The president “indicated he didn't feel he had any need for authority from us for steps he might take,” said Senate Minority Leader Mitch McConnell, R-Ky.
Lawmakers gave no indication after the meeting that military action was imminent, even though the Iraqi president had requested U.S. airstrikes against Sunni terrorists who've swept through parts of the country since last week.
At a Senate hearing ostensibly on the Pentagon's 2015 budget, Chairman of the Joint Chiefs Martin Dempsey said for the first time that the Shiite-dominated government in Baghdad had asked that Washington provide “air power” as it tries to take back territory seized by the Islamic State of Iraq and Syria and fellow Sunni insurgents. Iraqi officials have said their army, which offered little resistance as it retreated from several northern cities last week, needs help in the form of armed U.S. drones and fighter aircraft — something that Obama has declined to authorize.
Dempsey told a panel from the Senate Appropriations Committee that pinpointing targets in an air campaign would be difficult, especially because Sunni insurgents have melted into the local population.
“It's not as easy as looking at an iPhone video of a convoy and then immediately striking,” he said.
The broader problem, he added, was that the government of Iraq, led by Prime Minister Nouri al-Maliki, a Shiite, had worsened Iraq's sectarian divisions. U.S. officials, who originally paved the way for Maliki to take power, have chastised him for alienating the country's Sunnis and Kurds.
In a televised address, Maliki struck an upbeat tone on the security situation as fighting raged for control of Iraq's largest oil refinery, saying volunteers who had answered a call from Iraq's top Shiite cleric would form the core of the new security forces.
Perhaps in an attempt to satisfy the United States, Maliki's speech lacked some of the religious rhetoric of previous addresses. But he attacked his political opponents for assisting countries in the region in a “sinister” plot to break up the country.
The loss of the refinery, which provides Iraq with more than a quarter of its domestically produced fuel, would mark another strategic blow to Maliki's government and could help fund the militants' rampage.

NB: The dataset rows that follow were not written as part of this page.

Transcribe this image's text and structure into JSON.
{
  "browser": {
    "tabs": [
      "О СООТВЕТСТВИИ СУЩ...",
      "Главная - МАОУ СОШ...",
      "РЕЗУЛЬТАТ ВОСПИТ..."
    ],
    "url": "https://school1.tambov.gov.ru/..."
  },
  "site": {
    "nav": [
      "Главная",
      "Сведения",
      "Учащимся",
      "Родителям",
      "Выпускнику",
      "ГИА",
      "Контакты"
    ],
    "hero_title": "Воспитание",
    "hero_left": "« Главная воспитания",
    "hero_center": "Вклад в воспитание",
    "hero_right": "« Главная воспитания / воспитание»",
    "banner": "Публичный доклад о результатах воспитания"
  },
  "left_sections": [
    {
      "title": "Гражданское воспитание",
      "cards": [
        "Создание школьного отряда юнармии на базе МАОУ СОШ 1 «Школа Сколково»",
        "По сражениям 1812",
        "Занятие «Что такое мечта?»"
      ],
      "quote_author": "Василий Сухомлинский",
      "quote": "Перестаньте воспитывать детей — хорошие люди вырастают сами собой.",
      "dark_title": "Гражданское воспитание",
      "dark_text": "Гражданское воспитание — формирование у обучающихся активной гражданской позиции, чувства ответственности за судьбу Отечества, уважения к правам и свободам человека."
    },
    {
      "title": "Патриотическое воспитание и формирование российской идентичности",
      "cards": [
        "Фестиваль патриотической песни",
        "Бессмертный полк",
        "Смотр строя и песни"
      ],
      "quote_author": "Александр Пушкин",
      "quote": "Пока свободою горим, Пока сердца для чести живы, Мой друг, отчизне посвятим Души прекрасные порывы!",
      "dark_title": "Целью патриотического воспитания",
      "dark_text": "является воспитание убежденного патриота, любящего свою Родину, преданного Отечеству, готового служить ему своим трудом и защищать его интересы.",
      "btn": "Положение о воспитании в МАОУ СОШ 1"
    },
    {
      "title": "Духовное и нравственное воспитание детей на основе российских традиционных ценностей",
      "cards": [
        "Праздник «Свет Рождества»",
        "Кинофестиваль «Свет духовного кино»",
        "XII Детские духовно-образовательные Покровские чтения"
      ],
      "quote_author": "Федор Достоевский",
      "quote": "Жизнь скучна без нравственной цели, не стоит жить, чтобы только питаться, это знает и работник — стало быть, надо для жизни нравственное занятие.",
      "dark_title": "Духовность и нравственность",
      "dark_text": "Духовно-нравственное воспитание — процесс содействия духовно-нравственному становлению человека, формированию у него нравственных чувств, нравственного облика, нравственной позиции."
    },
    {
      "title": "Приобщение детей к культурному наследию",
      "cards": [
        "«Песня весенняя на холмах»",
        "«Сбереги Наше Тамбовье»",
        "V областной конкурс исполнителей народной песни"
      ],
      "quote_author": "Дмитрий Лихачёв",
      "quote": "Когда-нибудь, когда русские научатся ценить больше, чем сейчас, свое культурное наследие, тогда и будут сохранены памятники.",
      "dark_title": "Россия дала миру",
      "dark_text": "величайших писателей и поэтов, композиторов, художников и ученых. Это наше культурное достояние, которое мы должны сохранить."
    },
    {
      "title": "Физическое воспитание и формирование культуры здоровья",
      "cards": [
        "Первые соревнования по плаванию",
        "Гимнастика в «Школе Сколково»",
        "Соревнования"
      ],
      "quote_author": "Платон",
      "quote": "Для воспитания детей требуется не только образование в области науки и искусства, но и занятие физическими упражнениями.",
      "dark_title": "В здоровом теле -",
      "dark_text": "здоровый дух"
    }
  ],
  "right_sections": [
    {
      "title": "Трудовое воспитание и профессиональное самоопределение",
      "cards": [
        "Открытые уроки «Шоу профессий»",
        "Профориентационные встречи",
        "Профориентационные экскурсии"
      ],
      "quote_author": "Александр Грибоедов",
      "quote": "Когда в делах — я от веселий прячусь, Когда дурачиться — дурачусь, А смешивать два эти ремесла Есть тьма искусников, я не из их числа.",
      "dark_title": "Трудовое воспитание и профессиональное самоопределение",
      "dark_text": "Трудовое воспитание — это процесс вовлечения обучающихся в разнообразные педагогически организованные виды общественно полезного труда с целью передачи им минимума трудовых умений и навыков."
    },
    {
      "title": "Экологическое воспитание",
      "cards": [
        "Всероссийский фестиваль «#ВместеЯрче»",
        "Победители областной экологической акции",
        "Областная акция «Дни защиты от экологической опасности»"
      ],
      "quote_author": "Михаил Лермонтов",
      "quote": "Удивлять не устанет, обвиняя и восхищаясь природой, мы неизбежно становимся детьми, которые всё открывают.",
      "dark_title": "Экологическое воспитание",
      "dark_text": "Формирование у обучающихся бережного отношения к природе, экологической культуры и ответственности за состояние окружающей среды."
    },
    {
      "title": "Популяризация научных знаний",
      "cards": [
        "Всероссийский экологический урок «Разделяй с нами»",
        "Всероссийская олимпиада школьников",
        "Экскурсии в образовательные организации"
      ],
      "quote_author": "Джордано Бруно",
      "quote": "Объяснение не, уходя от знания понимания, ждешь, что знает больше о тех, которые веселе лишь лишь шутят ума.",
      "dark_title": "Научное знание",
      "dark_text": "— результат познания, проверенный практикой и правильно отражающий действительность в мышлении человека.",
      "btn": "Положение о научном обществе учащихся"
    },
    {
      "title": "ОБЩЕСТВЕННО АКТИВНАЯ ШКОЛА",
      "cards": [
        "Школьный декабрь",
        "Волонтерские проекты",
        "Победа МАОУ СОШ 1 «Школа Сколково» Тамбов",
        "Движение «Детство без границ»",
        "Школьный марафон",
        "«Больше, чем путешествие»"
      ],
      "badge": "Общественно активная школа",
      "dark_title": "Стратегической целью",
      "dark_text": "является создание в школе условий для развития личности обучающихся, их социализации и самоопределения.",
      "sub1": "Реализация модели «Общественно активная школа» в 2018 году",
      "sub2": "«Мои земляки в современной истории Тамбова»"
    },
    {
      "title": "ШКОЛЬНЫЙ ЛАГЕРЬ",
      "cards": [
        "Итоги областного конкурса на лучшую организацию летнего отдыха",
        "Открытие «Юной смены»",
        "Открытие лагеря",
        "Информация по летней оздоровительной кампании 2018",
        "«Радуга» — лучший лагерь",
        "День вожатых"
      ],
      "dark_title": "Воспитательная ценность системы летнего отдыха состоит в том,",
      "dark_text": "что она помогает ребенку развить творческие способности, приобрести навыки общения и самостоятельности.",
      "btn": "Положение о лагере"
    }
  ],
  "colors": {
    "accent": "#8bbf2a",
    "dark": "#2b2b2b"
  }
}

The clashes at the Baiji refinery, 130 miles north of Baghdad, occurred after an agreement collapsed between workers and tribesmen affiliated with ISIS, according to state oil officials and refinery workers.
The deal meant oil was still pumped to the facility last week even though militants controlling the surrounding area could hijack tankers and cut off pipelines, effectively controlling output, they said.
In Baghdad, military and security officials denied that the facility had fallen out of government hands. Gen. Qassim Atta, a military spokesman, said on Iraqiya television that the refinery was entirely under government control and that 40 insurgents had been killed as security forces repelled their advance on Wednesday. Atta's claims of government gains have conflicted with accounts from the ground in the past.
In other developments:
• Prime Minister David Cameron told Parliament in London that ISIS was plotting terror attacks on British soil.
• India confirmed that 40 of its citizens had been kidnapped in the violence-hit Iraqi city of Mosul.
• Saudi Foreign Minister Saud bin Faisal warned that Iraq was risking civil war.